Two Democratic lawmakers have introduced new legislation that would prohibit prediction market contracts tied to violent events such as war, assassination, terrorism, or the death of an individual. The proposal arrives amid rising scrutiny of event-based trading platforms that allow users to speculate on geopolitical crises and political violence.

Mike Levin and Adam Schiff unveiled the Discouraging Exploitative Assassination, Tragedy, and Harm Betting in Event Trading Systems Act, known as the DEATH BETS Act, in Washington, D.C. The bicameral legislation seeks to amend the Commodity Exchange Act to explicitly prohibit certain types of prediction market contracts.

The measure would bar any entity registered with the Commodity Futures Trading Commission from listing contracts that reference terrorism, assassination, war, or the death of an individual.

“Betting on war and death should be illegal. While federal law prohibits prediction market contracts on terrorism, war, and assassination, there are still gaping holes that allow traders to profit off death. The result is a system with nothing standing between a prediction market and a contract that lets someone make money off the outbreak of war or the deaths of American service members. We already saw what that looks like: over half a billion dollars was wagered on the timing of U.S. military strikes on Iran alone. That is unacceptable, and this legislation puts a stop to it,” Levin said.

Lawmakers target regulatory gaps in prediction markets

Under the current framework of the Commodity Exchange Act, the CFTC has the authority to block contracts tied to war, terrorism, or assassination if the agency determines that they run contrary to the public interest. The final decision remains at the discretion of the Commission.

The new bill would remove that discretion. The legislation proposes a direct statutory ban on contracts that reference war, assassination, terrorism, or events that correlate with a person's death.

Supporters of the bill argue that prediction markets have expanded faster than the regulatory framework designed to oversee them. Several lawmakers claim that existing rules allow platforms to operate in gray areas that regulators must address.

Schiff warned that such markets create incentives that could compromise national security.

“Betting on war and death creates an environment in which insiders can profit off of classified information, our national security is jeopardized, and violence is encouraged. There is no justification for gambling on lives, or public benefit to be derived by such a market. With regulators turning a blind eye, prediction markets have rapidly become the Wild West. As the CFTC seeks to rewrite the rules of the road, Congress must make clear that these death bets are unequivocally prohibited, and this bill would do just that,” Schiff said.

Prediction markets face growing criticism

The legislative push comes as event-based trading platforms face backlash over controversial markets linked to geopolitical conflicts and catastrophic scenarios.

Last week, the decentralized prediction platform Polymarket removed a market that asked users to bet on whether a nuclear weapon would detonate within a specific time frame. The contract drew widespread criticism on social media after it accumulated more than $838,000 in trading volume before it was removed.
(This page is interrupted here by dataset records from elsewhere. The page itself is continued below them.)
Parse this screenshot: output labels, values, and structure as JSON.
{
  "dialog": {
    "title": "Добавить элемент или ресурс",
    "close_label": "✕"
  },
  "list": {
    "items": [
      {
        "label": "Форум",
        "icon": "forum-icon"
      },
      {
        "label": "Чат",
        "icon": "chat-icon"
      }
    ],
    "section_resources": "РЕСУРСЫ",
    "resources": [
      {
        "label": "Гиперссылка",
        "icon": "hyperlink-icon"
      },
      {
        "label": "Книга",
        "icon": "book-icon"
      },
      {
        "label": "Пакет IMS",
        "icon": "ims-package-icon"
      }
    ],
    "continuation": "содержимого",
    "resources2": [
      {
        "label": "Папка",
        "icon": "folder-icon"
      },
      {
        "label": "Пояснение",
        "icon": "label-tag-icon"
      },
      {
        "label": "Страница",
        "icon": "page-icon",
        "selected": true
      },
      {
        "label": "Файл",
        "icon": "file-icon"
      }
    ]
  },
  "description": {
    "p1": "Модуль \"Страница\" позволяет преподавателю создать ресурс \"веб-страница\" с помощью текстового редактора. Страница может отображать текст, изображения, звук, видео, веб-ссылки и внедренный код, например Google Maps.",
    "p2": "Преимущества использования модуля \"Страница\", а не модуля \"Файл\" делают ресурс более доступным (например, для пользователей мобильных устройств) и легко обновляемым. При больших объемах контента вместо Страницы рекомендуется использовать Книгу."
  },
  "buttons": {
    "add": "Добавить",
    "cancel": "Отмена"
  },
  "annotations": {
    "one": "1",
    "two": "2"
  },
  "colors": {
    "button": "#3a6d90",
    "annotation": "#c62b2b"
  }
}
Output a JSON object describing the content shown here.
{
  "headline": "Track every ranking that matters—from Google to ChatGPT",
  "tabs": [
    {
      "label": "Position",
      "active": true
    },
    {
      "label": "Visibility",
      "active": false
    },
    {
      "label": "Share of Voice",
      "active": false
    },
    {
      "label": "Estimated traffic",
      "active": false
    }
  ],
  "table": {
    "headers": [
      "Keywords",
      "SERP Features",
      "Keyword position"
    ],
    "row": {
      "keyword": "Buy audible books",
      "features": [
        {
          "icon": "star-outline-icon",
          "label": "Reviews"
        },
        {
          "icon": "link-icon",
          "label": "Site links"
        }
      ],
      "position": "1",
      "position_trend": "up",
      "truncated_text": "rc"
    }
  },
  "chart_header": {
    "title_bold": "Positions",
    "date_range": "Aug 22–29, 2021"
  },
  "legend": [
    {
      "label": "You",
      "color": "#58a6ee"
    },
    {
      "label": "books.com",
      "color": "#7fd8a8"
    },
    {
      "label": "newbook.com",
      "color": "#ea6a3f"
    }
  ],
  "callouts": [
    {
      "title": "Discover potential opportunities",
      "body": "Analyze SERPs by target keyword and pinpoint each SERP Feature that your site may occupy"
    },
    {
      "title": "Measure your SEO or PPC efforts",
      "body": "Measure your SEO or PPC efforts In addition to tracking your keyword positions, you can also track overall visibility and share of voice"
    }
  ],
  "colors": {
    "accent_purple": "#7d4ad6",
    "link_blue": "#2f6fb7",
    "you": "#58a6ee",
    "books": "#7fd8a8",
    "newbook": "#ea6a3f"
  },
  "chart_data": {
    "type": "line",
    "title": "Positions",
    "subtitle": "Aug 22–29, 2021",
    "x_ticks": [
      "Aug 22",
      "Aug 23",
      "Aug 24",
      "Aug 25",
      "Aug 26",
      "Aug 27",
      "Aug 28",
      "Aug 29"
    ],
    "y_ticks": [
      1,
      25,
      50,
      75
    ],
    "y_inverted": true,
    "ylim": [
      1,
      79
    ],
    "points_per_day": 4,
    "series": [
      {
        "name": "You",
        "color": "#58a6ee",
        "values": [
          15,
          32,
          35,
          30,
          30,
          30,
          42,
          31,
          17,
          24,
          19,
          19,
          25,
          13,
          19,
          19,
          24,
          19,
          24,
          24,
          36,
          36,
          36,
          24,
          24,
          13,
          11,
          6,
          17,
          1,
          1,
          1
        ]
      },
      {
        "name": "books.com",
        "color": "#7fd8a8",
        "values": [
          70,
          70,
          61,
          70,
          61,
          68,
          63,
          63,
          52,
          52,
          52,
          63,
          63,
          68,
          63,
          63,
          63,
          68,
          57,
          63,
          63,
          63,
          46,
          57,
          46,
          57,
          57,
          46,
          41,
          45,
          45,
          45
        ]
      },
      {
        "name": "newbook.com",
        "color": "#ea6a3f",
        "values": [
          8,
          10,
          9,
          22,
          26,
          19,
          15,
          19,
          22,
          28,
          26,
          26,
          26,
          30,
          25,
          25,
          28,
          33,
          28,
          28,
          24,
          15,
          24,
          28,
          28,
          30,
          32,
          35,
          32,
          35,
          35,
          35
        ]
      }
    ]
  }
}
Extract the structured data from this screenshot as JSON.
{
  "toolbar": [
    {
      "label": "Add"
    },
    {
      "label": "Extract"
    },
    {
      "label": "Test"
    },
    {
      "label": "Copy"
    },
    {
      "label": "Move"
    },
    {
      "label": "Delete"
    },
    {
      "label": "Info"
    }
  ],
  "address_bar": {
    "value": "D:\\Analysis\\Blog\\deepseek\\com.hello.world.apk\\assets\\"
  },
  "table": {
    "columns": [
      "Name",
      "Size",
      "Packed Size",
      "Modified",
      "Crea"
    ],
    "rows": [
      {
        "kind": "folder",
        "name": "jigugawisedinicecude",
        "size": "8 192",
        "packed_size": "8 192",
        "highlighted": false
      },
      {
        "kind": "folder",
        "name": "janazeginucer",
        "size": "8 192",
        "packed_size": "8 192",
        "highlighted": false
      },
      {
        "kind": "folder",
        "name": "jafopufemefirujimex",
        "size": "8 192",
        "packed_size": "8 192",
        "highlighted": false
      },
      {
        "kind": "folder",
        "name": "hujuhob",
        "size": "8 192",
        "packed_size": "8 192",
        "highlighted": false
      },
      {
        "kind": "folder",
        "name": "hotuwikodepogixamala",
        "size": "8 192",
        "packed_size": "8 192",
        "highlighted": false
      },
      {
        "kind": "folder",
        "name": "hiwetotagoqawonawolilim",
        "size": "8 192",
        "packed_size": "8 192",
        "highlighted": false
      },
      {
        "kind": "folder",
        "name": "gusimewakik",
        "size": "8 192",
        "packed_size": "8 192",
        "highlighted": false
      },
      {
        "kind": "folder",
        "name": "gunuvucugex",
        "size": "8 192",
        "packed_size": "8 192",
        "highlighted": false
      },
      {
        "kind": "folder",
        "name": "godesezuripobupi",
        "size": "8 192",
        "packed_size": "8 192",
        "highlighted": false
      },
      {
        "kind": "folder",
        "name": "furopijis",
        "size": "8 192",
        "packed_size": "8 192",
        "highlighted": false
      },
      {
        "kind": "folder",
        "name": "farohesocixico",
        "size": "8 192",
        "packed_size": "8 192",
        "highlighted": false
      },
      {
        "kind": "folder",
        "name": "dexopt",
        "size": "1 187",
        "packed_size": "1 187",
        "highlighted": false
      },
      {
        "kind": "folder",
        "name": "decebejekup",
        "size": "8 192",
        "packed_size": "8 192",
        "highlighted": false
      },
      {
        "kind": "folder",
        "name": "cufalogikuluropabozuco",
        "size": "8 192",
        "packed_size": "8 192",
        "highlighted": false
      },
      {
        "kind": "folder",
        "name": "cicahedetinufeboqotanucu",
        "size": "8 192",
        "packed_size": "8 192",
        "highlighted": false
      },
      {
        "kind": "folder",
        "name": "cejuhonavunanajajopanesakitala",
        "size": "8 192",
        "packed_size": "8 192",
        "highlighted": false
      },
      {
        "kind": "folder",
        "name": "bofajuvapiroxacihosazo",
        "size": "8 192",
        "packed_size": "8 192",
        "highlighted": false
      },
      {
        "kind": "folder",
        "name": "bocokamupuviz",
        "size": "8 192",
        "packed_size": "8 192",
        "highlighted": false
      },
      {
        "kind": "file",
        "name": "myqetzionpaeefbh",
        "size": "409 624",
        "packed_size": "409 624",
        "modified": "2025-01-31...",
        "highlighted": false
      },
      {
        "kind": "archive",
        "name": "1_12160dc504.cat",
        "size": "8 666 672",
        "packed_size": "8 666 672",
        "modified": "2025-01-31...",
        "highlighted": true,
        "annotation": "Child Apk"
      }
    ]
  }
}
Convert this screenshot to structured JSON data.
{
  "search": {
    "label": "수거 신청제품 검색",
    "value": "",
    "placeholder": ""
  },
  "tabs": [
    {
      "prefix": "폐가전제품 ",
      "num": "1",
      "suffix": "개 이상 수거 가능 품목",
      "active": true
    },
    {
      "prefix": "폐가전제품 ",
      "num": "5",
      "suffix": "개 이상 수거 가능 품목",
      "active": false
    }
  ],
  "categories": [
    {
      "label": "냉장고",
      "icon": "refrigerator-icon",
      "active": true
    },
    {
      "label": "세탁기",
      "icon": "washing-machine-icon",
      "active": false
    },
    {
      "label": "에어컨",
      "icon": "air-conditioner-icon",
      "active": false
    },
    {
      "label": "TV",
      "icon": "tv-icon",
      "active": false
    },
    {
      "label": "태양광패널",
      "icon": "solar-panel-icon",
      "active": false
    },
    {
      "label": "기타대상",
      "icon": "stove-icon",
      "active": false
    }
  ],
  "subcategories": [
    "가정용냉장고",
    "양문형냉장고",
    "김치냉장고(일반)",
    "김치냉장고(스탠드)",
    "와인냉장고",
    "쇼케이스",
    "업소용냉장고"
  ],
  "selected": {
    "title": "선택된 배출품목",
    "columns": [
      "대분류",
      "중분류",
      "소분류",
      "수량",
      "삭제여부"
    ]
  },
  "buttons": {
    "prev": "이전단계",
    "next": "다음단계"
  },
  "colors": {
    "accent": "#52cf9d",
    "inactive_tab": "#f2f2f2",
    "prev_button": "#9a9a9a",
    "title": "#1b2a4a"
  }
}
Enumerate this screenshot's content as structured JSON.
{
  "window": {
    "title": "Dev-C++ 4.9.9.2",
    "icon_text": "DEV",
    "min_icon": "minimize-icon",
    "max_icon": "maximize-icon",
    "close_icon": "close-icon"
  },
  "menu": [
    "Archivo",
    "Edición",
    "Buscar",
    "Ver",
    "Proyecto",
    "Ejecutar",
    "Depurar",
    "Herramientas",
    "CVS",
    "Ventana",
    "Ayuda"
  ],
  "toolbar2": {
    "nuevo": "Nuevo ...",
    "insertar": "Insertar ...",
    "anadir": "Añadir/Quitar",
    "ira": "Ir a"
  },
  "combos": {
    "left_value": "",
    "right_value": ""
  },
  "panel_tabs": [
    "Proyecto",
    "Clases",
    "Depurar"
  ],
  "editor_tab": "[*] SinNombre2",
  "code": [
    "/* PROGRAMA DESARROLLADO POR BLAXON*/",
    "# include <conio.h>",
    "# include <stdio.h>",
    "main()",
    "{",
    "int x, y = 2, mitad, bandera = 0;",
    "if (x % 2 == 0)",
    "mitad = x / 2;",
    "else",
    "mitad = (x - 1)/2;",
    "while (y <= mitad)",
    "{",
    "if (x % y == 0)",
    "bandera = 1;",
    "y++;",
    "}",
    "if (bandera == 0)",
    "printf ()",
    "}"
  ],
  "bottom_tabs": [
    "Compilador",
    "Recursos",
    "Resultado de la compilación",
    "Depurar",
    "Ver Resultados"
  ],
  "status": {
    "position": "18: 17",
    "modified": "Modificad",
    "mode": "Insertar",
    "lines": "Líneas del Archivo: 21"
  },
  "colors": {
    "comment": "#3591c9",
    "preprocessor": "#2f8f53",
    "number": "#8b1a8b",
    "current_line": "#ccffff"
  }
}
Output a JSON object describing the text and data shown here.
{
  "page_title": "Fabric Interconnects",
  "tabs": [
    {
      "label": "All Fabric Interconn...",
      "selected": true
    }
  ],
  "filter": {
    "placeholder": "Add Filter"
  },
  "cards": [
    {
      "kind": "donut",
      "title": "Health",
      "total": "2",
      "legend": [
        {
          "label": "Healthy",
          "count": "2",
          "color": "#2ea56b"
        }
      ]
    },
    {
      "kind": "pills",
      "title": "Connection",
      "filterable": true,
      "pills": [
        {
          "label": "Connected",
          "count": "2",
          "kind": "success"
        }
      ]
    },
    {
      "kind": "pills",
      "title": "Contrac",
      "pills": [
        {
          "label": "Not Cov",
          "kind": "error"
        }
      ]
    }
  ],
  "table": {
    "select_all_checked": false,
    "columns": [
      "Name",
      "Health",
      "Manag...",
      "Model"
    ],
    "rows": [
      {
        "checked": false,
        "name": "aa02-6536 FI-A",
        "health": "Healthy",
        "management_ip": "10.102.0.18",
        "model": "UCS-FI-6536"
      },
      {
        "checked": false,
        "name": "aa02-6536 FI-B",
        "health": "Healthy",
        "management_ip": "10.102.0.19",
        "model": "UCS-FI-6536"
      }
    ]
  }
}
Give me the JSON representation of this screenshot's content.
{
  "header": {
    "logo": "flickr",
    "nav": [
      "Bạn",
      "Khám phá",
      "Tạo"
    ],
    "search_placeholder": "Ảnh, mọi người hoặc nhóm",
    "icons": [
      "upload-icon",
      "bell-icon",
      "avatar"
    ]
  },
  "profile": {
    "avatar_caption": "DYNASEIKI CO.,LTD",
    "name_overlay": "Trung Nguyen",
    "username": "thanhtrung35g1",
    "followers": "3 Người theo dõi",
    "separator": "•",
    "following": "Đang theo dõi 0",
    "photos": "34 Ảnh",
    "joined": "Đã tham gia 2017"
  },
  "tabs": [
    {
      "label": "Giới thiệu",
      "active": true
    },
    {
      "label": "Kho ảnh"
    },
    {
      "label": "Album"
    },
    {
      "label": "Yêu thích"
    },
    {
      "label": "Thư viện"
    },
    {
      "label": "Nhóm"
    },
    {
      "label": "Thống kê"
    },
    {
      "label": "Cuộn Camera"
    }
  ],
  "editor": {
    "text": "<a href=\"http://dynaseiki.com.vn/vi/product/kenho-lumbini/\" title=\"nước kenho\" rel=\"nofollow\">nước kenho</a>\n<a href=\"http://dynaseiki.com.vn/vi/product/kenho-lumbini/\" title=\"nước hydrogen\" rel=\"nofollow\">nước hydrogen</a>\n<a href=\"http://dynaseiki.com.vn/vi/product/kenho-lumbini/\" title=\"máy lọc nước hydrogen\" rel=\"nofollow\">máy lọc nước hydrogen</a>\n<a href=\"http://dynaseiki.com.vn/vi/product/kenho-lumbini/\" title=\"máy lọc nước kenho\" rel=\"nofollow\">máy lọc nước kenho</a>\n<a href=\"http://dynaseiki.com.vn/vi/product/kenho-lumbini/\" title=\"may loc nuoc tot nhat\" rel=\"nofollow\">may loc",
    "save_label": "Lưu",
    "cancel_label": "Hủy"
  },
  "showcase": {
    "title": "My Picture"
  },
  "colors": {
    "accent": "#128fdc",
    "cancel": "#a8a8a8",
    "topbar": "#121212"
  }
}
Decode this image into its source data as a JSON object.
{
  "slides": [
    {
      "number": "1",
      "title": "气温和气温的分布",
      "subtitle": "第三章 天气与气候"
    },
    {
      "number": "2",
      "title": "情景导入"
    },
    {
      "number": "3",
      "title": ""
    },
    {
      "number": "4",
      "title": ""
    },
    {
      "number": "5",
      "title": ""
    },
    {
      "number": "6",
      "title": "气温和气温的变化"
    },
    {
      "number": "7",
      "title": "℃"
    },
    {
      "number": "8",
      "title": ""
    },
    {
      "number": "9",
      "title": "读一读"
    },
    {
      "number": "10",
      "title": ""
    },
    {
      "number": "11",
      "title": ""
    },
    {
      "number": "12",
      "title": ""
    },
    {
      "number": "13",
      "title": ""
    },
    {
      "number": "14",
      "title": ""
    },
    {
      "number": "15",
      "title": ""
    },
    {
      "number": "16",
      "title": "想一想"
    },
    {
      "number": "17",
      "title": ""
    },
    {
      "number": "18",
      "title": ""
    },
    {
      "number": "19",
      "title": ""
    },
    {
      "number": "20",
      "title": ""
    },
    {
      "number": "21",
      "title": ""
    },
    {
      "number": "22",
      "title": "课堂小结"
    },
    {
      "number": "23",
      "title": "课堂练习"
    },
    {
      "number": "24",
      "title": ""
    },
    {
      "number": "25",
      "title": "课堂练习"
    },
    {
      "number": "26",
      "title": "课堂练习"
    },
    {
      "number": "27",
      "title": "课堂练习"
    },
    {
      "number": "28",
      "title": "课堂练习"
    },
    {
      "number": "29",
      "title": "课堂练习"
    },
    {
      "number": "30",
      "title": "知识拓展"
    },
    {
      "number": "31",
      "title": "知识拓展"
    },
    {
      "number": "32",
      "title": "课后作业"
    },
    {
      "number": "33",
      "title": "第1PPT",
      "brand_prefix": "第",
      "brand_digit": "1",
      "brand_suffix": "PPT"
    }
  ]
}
Another platform, Kalshi, has faced legal challenges tied to similar markets. One contract on the platform asked traders to speculate on whether Iran’s Supreme Leader, Ali Khamenei, would be “out as Supreme Leader.” The WSJ reported the market generated approximately $54 million in trading volume before the contract was paused.

Rep. Levin previously raised concerns about offshore exchanges that offered markets tied to political instability and armed conflict. Examples included contracts speculating on whether Nicolás Maduro would be removed from power or whether Russian forces would capture the Ukrainian town of Myrnohrad.

New regulations under discussion

The legislative effort unfolds as the CFTC prepares to clarify how prediction markets should operate in the United States. CFTC Chair Michael Selig said earlier this week that the agency will begin an advanced rulemaking process and publish guidance on how event contracts may be listed and traded.

Selig said prediction markets now occupy a more prominent role in financial and digital asset ecosystems. He also suggested that public interest in such platforms has increased as traders turn to markets that forecast real-world events.

At the same time, lawmakers have raised concerns about potential insider trading tied to geopolitical events. Data from blockchain analytics firm Bubblemaps flagged several newly created wallets that collectively earned roughly $1.2 million after betting that the United States would launch military strikes against Iran shortly before the attacks occurred.

The DEATH BETS Act forms part of a broader congressional debate over prediction markets. Earlier this month, Senators Jeff Merkley and Amy Klobuchar introduced separate legislation titled the End Prediction Market Corruption Act. That bill would prohibit the president, vice president, members of Congress, and other senior public officials from trading event contracts.

Courts have also begun to weigh in. In a recent case involving Kalshi and state regulators in Ohio, a judge rejected the company’s request for a preliminary injunction that sought to prevent state authorities from enforcing local gambling laws on the platform. The court said there was no historical evidence that Congress intended the Commodity Exchange Act to override state gambling regulations.

As Congress considers new legislation and regulators prepare rule updates, the debate over prediction markets now sits at the intersection of financial innovation, national security, and ethical concerns.